However, these mice also lack CD8 T cells which were shown to be pathogenic in obesity, and their loss alone improves obesity, and so clear conclusions could not
be drawn. To address this issue, Mantell et al. used CD1d−/− mice with normal CD8 levels to measure the contribution of iNKT cells to obesity. Like other studies, Mantell et al. found that iNKT cells were decreased in the liver of obese mice but found an increase in adipose iNKT cells in obesity, unlike the majority of other studies. One caveat is that this study used NK1.1+ CD3+ as surrogate markers for iNKT cells, which also detects other T cells that are not iNKT cells, particularly in adipose tissue where NK1.1 is not expressed on a substantial proportion of iNKT cells. It may also detect non-invariant type II NKT cells, or MHC-restricted T cells, which Selleckchem Ensartinib have been shown to up-regulate NK markers when activated, and these could be possible Selleckchem CHIR 99021 explanations for an increase in NK1.1+ T cells in obesity. Nevertheless, in this study, obese CD1d−/− mice were not significantly different from obese wild-type mice in terms of weight gain and metabolic parameters.
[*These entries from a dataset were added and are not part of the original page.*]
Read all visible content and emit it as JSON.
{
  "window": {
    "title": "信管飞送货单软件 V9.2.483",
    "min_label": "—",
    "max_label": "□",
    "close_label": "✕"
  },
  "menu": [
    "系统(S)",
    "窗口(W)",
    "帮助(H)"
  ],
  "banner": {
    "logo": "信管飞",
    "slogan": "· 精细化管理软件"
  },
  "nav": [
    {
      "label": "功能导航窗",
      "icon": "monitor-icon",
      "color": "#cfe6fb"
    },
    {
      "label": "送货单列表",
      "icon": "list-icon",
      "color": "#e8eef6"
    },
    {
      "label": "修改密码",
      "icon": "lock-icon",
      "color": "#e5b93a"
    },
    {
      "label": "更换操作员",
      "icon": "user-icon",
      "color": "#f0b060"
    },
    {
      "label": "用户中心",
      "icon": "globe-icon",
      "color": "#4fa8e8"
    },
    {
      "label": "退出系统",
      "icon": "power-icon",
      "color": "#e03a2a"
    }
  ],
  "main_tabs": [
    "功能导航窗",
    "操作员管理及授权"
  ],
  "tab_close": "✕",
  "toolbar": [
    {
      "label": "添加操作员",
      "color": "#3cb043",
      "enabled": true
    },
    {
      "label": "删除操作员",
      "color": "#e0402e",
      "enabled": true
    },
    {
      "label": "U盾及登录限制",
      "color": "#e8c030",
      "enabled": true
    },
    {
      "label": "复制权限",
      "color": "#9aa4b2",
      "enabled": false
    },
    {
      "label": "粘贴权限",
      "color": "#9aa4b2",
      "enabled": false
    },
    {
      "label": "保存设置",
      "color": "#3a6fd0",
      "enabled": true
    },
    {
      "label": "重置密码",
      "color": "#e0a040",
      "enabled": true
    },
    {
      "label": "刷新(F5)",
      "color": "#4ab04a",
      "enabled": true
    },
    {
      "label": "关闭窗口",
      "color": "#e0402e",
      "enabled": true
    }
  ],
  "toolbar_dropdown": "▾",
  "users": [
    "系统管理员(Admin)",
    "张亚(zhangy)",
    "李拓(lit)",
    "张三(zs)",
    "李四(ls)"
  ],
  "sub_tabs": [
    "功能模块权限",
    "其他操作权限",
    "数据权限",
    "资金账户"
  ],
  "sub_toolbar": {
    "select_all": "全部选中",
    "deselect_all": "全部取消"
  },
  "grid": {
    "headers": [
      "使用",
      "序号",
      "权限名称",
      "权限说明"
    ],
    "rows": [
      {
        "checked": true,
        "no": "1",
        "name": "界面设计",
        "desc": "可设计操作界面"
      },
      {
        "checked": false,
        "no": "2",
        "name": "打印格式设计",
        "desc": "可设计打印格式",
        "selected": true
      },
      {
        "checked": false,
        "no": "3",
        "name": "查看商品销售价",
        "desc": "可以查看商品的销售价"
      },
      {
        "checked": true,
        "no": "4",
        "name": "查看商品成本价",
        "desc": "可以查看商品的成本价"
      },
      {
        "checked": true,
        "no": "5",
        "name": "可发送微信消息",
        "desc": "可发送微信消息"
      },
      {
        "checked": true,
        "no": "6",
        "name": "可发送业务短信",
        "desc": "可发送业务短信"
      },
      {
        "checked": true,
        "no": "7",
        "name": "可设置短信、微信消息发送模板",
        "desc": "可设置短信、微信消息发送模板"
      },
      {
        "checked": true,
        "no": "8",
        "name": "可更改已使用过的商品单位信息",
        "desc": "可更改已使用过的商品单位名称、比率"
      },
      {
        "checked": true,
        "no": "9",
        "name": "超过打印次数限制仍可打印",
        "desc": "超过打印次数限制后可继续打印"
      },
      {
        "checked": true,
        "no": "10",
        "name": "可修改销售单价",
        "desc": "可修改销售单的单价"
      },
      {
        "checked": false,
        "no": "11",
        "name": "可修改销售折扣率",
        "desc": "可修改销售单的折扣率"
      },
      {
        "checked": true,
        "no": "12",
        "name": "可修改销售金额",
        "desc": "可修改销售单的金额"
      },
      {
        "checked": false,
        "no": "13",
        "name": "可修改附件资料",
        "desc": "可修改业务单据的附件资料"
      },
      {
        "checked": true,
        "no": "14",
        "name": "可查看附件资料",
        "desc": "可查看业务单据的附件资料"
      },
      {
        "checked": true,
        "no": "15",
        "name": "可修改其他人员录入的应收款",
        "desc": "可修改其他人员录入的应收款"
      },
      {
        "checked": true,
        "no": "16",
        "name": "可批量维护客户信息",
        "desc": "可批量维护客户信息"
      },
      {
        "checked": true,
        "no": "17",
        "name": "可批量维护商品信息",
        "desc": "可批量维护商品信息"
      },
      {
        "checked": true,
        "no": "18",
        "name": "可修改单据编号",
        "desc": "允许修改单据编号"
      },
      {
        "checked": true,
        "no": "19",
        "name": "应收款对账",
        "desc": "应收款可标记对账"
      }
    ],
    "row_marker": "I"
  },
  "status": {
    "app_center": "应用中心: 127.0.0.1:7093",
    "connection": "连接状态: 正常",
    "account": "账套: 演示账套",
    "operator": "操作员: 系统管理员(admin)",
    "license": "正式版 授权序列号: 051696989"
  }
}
Boes and colleagues found that iNKT-deficient mice had increased adipocyte size
and insulin resistance, and their depletion increased insulin resistance. They also found that CD1d−/− mice on an HFD had increased insulin resistance, but they did not observe any difference in weight gain between wild-type and NKT-deficient mice on an HFD. However, Kotas et al. found that iNKT-deficient mice
were metabolically normal on a standard diet, but CD1d−/− mice had mildly but significantly impaired glucose tolerance and increased insulin resistance on an HFD. This study particularly focused on hepatic iNKT cells, which they found were reduced in obesity, and mice lacking iNKT cells had increased liver triglycerides and worse hepatic steatosis. However, many of these features were not seen in Ja18−/− mice on HFD, suggesting that either www.selleck.co.jp/products/Metformin-hydrochloride(Glucophage).html other CD1d-restricted T cells are responsible for the worsened metabolism and steatosis, or that Ja18−/− mice displayed some compensation for the iNKT cell deficiency. Hams et al. also found that while iNKT cells positively regulated obesity and metabolism and were depleted in obese mice, they did not find any differences in weight or glucose homeostasis in CD1d−/− or Ja18−/− mice. This series of studies suggests that deficiency in iNKT cells from birth does not alter weight gain and metabolism, yet iNKT deficiency from birth resulted in excess weight and impaired metabolism on a normal diet. On the other hand, our laboratory, Qi and colleagues, and Kim and colleagues all found that mice deficient in iNKT cells had accelerated obesity and had significantly more severe glucose impairment and insulin resistance on an HFD.